BC : Je l’appelle, ne serait-ce que pour le réveiller quand il loupe les débuts de séances. [Il rigole avant de retrouver son sérieux.] Je ne l’entraînerais pas si je ne pouvais pas le supporter. La relation humaine prime avant tout, c’est ce que « Stieve » m’a transmis. Après, j’essaie de garder mon statut de coach quand je suis avec lui, mais en même temps, on n’a pas trente ans d’écart, seulement douze. Et j’entraîne d’autres athlètes aussi, dont Sohane [Aucagos, sacrée aux Mondiaux juniors de Cali début août]. Il y a une bonne dynamique de groupe avec tous les autres.
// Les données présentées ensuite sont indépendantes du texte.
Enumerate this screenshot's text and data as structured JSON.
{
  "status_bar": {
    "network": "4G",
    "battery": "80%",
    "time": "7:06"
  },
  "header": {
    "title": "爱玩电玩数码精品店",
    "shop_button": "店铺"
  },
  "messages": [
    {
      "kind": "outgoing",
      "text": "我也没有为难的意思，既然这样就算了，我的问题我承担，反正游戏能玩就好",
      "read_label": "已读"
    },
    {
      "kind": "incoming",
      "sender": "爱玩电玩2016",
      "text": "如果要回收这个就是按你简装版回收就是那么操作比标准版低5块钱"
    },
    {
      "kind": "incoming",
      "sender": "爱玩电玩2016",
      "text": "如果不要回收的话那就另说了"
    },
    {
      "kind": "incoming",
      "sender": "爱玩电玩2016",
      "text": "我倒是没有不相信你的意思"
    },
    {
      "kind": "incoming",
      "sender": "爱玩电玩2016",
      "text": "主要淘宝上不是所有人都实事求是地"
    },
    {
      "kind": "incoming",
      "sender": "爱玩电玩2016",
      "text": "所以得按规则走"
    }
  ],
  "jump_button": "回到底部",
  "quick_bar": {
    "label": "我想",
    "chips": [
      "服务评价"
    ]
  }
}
Enzo n’a pas une relation privilégiée avec moi.

EH : [Dans un éclat de rire] C’est plus Sohane la chouchou de toute façon.

Comment se passent les entraînements ? 

BC : Je m’entraîne avant mes athlètes. Je fais toujours dans ce sens, parce que dans l’autre, nerveusement, c’est épuisant. Si on veut être attentif et pédagogue, c’est impossible de se réentraîner derrière une séance de coaching. Et puis, ça donne des moments sympas, quand les athlètes arrivent avant que je termine ma séance. C’est une façon de montrer que je suis encore là comme athlète.

EH : Quand ça arrive, on sort le popcorn, on s’assoit et on admire, c’est motivant de le voir à l’oeuvre. Quand c’est à nous, on essaie de faire aussi bien que lui.

Est-ce que vous vous voyez continuer longtemps ce double rôle ?

BC : Quand Enzo passera un cap, bientôt j’espère, et que je serai très loin de lui, je m’arrêterai. Le projet ne serait plus cohérent. Ça fait le mec qui s’accroche. En fait, c’est lui qui décide de la fin de la collaboration. S’il fait 17,40 m et que je reste à 17,10 m, je mettrais mon clignotant. Mais une chose après l’autre, pour l’instant on se concentre sur les Europe.